Czy warto kupować kawę fair trade?
Jest duża szansa, że należysz do milionów Polaków, którzy codziennie piją kawę. I o kawie będzie ta opowieść. Tak jak niekoniecznie wszystko w mojej kuchni musi być eko i bio, tak staram się kupować kawę fair trade. Wiem, że ceny kawy fair trade są wyższe, niż tej zwykłej, ale ma to swoje powody. Opowiem Ci o nich. To jest moja wiara w idee i firmy, które czynią ten świat lepszym, dzieląc się, zamiast jedynie maksymalizować zysk! Bo w fair trade chodzi przede wszystkim o człowieka.
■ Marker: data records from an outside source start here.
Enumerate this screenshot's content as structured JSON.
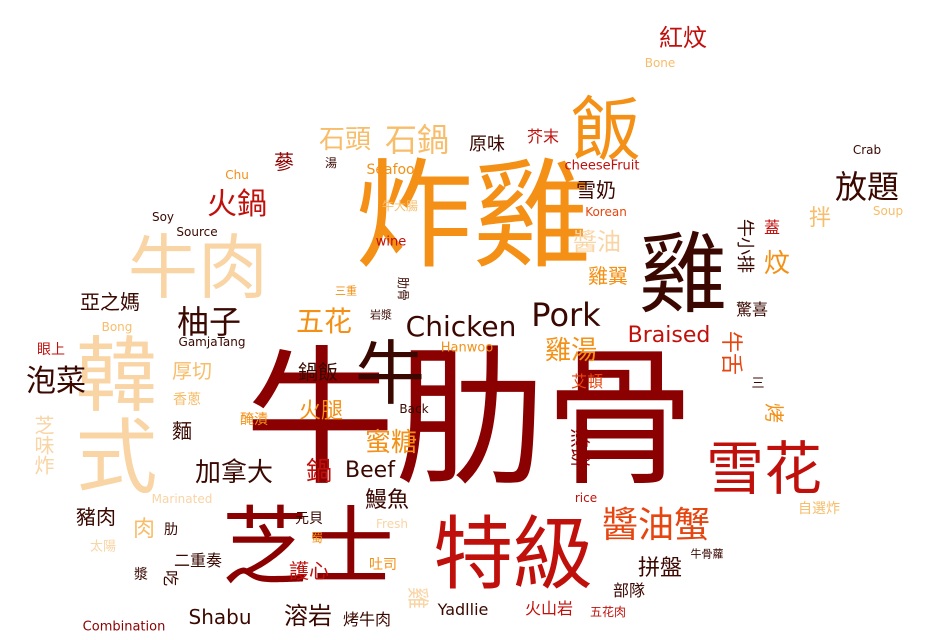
{
  "palette": {
    "darkest": "#3a0800",
    "dark_red": "#8b0000",
    "red": "#c0100c",
    "orange_red": "#e6450f",
    "orange": "#f39015",
    "light_orange": "#f8bd6a",
    "peach": "#f9d4a4"
  },
  "words": [
    {
      "text": "牛肋骨"
    },
    {
      "text": "炸雞"
    },
    {
      "text": "芝士"
    },
    {
      "text": "特級"
    },
    {
      "text": "韓式"
    },
    {
      "text": "雞"
    },
    {
      "text": "牛肉"
    },
    {
      "text": "飯"
    },
    {
      "text": "牛"
    },
    {
      "text": "雪花"
    },
    {
      "text": "醬油蟹"
    },
    {
      "text": "放題"
    },
    {
      "text": "石頭"
    },
    {
      "text": "石鍋"
    },
    {
      "text": "火鍋"
    },
    {
      "text": "Chicken"
    },
    {
      "text": "Pork"
    },
    {
      "text": "柚子"
    },
    {
      "text": "五花"
    },
    {
      "text": "泡菜"
    },
    {
      "text": "雞湯"
    },
    {
      "text": "Braised"
    },
    {
      "text": "蜜糖"
    },
    {
      "text": "加拿大"
    },
    {
      "text": "Beef"
    },
    {
      "text": "鍋"
    },
    {
      "text": "雪奶"
    },
    {
      "text": "醬油"
    },
    {
      "text": "紅炆"
    },
    {
      "text": "Shabu"
    },
    {
      "text": "溶岩"
    },
    {
      "text": "拼盤"
    },
    {
      "text": "Bone"
    },
    {
      "text": "原味"
    },
    {
      "text": "芥末"
    },
    {
      "text": "湯"
    },
    {
      "text": "蔘"
    },
    {
      "text": "Seafood"
    },
    {
      "text": "cheeseFruit"
    },
    {
      "text": "Crab"
    },
    {
      "text": "Chu"
    },
    {
      "text": "Soy"
    },
    {
      "text": "Source"
    },
    {
      "text": "牛大腸"
    },
    {
      "text": "Korean"
    },
    {
      "text": "Soup"
    },
    {
      "text": "wine"
    },
    {
      "text": "拌"
    },
    {
      "text": "蓋"
    },
    {
      "text": "炆"
    },
    {
      "text": "牛小排"
    },
    {
      "text": "雞翼"
    },
    {
      "text": "肋骨"
    },
    {
      "text": "亞之媽"
    },
    {
      "text": "三重"
    },
    {
      "text": "Bong"
    },
    {
      "text": "岩漿"
    },
    {
      "text": "GamjaTang"
    },
    {
      "text": "Hanwoo"
    },
    {
      "text": "眼上"
    },
    {
      "text": "厚切"
    },
    {
      "text": "鍋飯"
    },
    {
      "text": "香蔥"
    },
    {
      "text": "驚喜"
    },
    {
      "text": "牛舌"
    },
    {
      "text": "艾頓"
    },
    {
      "text": "三"
    },
    {
      "text": "火腿"
    },
    {
      "text": "芝味炸"
    },
    {
      "text": "醃漬"
    },
    {
      "text": "Back"
    },
    {
      "text": "烤"
    },
    {
      "text": "麵"
    },
    {
      "text": "煎餅"
    },
    {
      "text": "Marinated"
    },
    {
      "text": "rice"
    },
    {
      "text": "自選炸"
    },
    {
      "text": "鰻魚"
    },
    {
      "text": "豬肉"
    },
    {
      "text": "肉"
    },
    {
      "text": "元貝"
    },
    {
      "text": "Fresh"
    },
    {
      "text": "肋"
    },
    {
      "text": "太陽"
    },
    {
      "text": "二重奏"
    },
    {
      "text": "蜀"
    },
    {
      "text": "吐司"
    },
    {
      "text": "牛骨蘿"
    },
    {
      "text": "護心"
    },
    {
      "text": "漿"
    },
    {
      "text": "吃"
    },
    {
      "text": "部隊"
    },
    {
      "text": "雞"
    },
    {
      "text": "Yadllie"
    },
    {
      "text": "火山岩"
    },
    {
      "text": "五花肉"
    },
    {
      "text": "Combination"
    },
    {
      "text": "烤牛肉"
    }
  ]
}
Kilka faktów o kawie fair trade
Statystyczny mieszkaniec Unii Europejskiej wypija 4 filiżanki kawy dziennie. Rynek kawy generuje 80 mld dolarów przychodu – rolnicy otrzymują z tej puli niewielką część, zwykle między 7 a 10 proc. kwoty. W Afryce to przychody miesięczne dla rolnika na poziomie mniej niż 15 dolarów, w Brazylii 100 dolarów (co nie wystarcza na godne życie). Na poziomie regionalnym najwięcej kawy produkuje się w Ameryce Łacińskiej (60%), Azji i Oceanii (27%) oraz Afryce (13%).
W fair trade jest o co walczyć, bo szacuje się, że ludzi zależnych od przemysłu „kawowego” jest na świecie 125 milionów. Aż 80% kawy jest produkowana przez małe gospodarstwa rolnicze (25 mln).
Idea fair trade
Fairtrade, jak czytamy na stronie, pojawił się jako odpowiedź na fatalną sytuację meksykańskich producentów kawy wywołaną krachem na światowym rynku czarnego złota pod koniec lat 80. ubiegłego wieku. Co daje fair trade?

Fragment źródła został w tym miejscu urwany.